Cette proposition est particulièrement appréciée car elle permet à tous les visiteurs une perception différente de l’image, par le toucher. Elle peut aussi s’inclure parfaitement dans un parcours EAC.
Deux techniques différentes sont utilisées pour arriver à ce résultat de deux graphismes superposés :
- Embossage du dessin sur l’image en noir ou en couleur. Il est nécessaire d’utiliser tous les moyens tactilo-graphiques permettant d’exprimer sans saturation le maximum de détails signifiants : traits continus, pointillés, surfaces pleines, trames…
- Ajout de résine tactile transparente sur l’impression sur l’image en noir ou en couleur. L’avantage de cette technique est une plus grande solidité/durabilité du relief.
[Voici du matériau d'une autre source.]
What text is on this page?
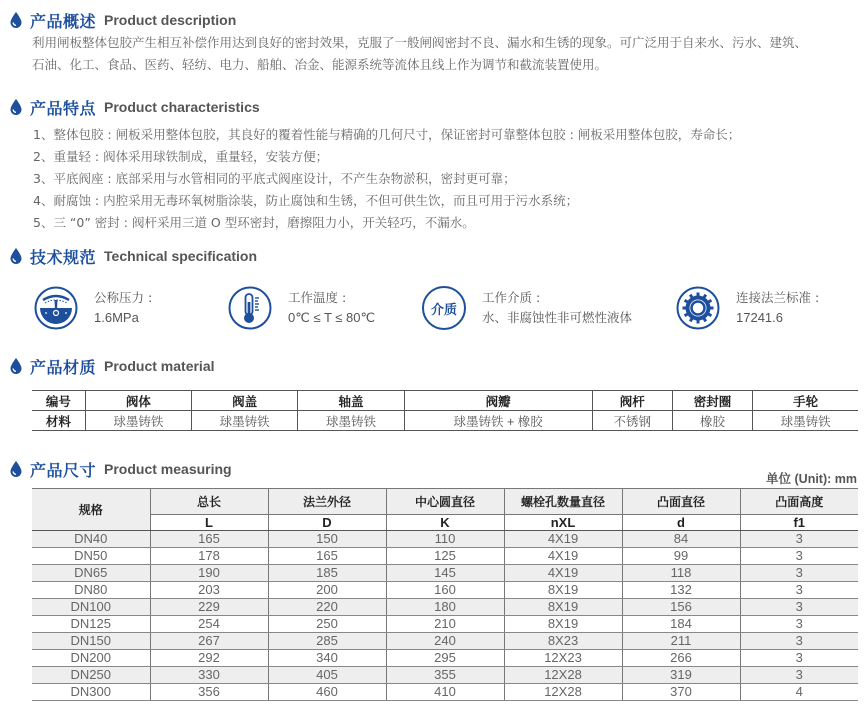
产品概述 Product description
利用闸板整体包胶产生相互补偿作用达到良好的密封效果，克服了一般闸阀密封不良、漏水和生锈的现象。可广泛用于自来水、污水、建筑、
石油、化工、食品、医药、轻纺、电力、船舶、冶金、能源系统等流体且线上作为调节和截流装置使用。
产品特点 Product characteristics
1、整体包胶 : 闸板采用整体包胶，其良好的覆着性能与精确的几何尺寸，保证密封可靠整体包胶 : 闸板采用整体包胶，寿命长；
2、重量轻 : 阀体采用球铁制成，重量轻，安装方便；
3、平底阀座 : 底部采用与水管相同的平底式阀座设计，不产生杂物淤积，密封更可靠；
4、耐腐蚀 : 内腔采用无毒环氧树脂涂装，防止腐蚀和生锈，不但可供生饮，而且可用于污水系统；
5、三 “0” 密封 : 阀杆采用三道 O 型环密封，磨擦阻力小，开关轻巧，不漏水。
技术规范 Technical specification
公称压力 :
1.6MPa
工作温度 :
0℃ ≤ T ≤ 80℃	介质
工作介质 :
水、非腐蚀性非可燃性液体
连接法兰标准 :
17241.6
产品材质 Product material
编号	阀体	阀盖	轴盖	阀瓣	阀杆	密封圈	手轮
材料	球墨铸铁	球墨铸铁	球墨铸铁	球墨铸铁 + 橡胶	不锈钢	橡胶	球墨铸铁
产品尺寸 Product measuring
单位 (Unit): mm
规格	总长	法兰外径	中心圆直径	螺栓孔数量直径	凸面直径	凸面高度
	L	D	K	nXL	d	f1
DN40	165	150	110	4X19	84	3
DN50	178	165	125	4X19	99	3
DN65	190	185	145	4X19	118	3
DN80	203	200	160	8X19	132	3
DN100	229	220	180	8X19	156	3
DN125	254	250	210	8X19	184	3
DN150	267	285	240	8X23	211	3
DN200	292	340	295	12X23	266	3
DN250	330	405	355	12X28	319	3
DN300	356	460	410	12X28	370	4
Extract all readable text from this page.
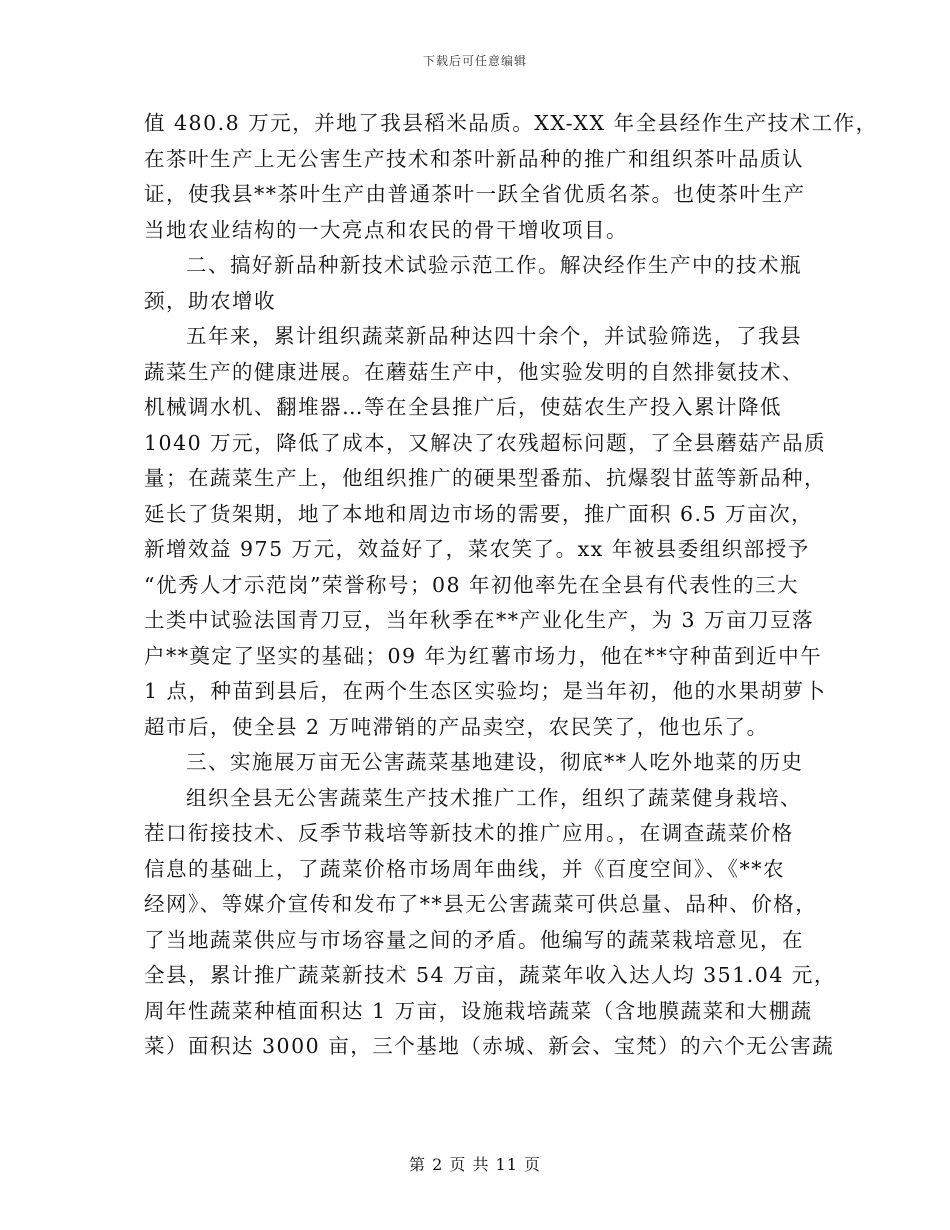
下载后可任意编辑
值 480.8 万元，并地了我县稻米品质。XX-XX 年全县经作生产技术工作，
在茶叶生产上无公害生产技术和茶叶新品种的推广和组织茶叶品质认
证，使我县**茶叶生产由普通茶叶一跃全省优质名茶。也使茶叶生产
当地农业结构的一大亮点和农民的骨干增收项目。
二、搞好新品种新技术试验示范工作。解决经作生产中的技术瓶
颈，助农增收
五年来，累计组织蔬菜新品种达四十余个，并试验筛选，了我县
蔬菜生产的健康进展。在蘑菇生产中，他实验发明的自然排氨技术、
机械调水机、翻堆器…等在全县推广后，使菇农生产投入累计降低
1040 万元，降低了成本，又解决了农残超标问题，了全县蘑菇产品质
量；在蔬菜生产上，他组织推广的硬果型番茄、抗爆裂甘蓝等新品种，
延长了货架期，地了本地和周边市场的需要，推广面积 6.5 万亩次，
新增效益 975 万元，效益好了，菜农笑了。xx 年被县委组织部授予
“优秀人才示范岗”荣誉称号；08 年初他率先在全县有代表性的三大
土类中试验法国青刀豆，当年秋季在**产业化生产，为 3 万亩刀豆落
户**奠定了坚实的基础；09 年为红薯市场力，他在**守种苗到近中午
1 点，种苗到县后，在两个生态区实验均；是当年初，他的水果胡萝卜
超市后，使全县 2 万吨滞销的产品卖空，农民笑了，他也乐了。
三、实施展万亩无公害蔬菜基地建设，彻底**人吃外地菜的历史
组织全县无公害蔬菜生产技术推广工作，组织了蔬菜健身栽培、
茬口衔接技术、反季节栽培等新技术的推广应用。，在调查蔬菜价格
信息的基础上，了蔬菜价格市场周年曲线，并《百度空间》、《**农
经网》、等媒介宣传和发布了**县无公害蔬菜可供总量、品种、价格，
了当地蔬菜供应与市场容量之间的矛盾。他编写的蔬菜栽培意见，在
全县，累计推广蔬菜新技术 54 万亩，蔬菜年收入达人均 351.04 元，
周年性蔬菜种植面积达 1 万亩，设施栽培蔬菜（含地膜蔬菜和大棚蔬
菜）面积达 3000 亩，三个基地（赤城、新会、宝梵）的六个无公害蔬
第 2 页 共 11 页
L’équipe des huit médiateurs culturels (deux pouvant intervenir en langue des signes française) qui accompagnent au quotidien l’exposition auprès des publics vient renforcer cette démarche d’accessibilité inclusive pour que de la diversité des publics qui visitent cette exposition naisse un enrichissement mutuel des visiteurs lors de ces parcours partagés.
À noter que parmi toutes les formations reçues par ces médiateurs, ceux-ci ont suivi deux ateliers de trois heures mis en place à leur intention avec l’imprimerie Laville afin d’accompagner au mieux les publics déficients visuels, mais aussi, et surtout, les voyants qui se questionnent sur le dispositif tactilo-visuel et l’expérimentent.
Le projet de rénovation de la BPI :
une opportunité de faire évoluer les services
À partir de 2018, la BPI s’engage dans un programme de rénovation qui devrait se terminer en 2020. Ce projet a été élaboré avec les équipes de la BPI et répond à des axes stratégiques qui doivent guider la bibliothèque dans les prochaines années, en adaptant les services et les locaux aux nouveaux usages de lecture et d’accès à l’information et aux savoirs.
Il s’agit de diversifier les espaces, tout en conservant les places de lecture, et de rénover la bibliothèque autour de thématiques structurantes que sont : la médiation artistique et culturelle ; l’accès à la formation tout au long de la vie ; l’aide à la recherche d’emploi ; la mise en valeur de l’actualité de la presse et de l’édition contemporaine ; le renforcement de la place du cinéma documentaire, en créant un centre de ressources et une programmation régulière de films ; l’éditorialisation des contenus, avec la création d’un webmagazine et la refonte du site internet de la bibliothèque ; le numérique, par l’accès à des ressources en ligne nombreuses correspondant aux besoins du public et par un suivi des nouveaux usages de lecture ; la création de nouveaux espaces permettant de développer l’éducation artistique et culturelle et de s’intéresser à des médias valorisant la relation entre l’image et l’écrit, mais aussi de s’adresser à un nouveau public dans le cadre de l’offre « Nouvelle Génération ».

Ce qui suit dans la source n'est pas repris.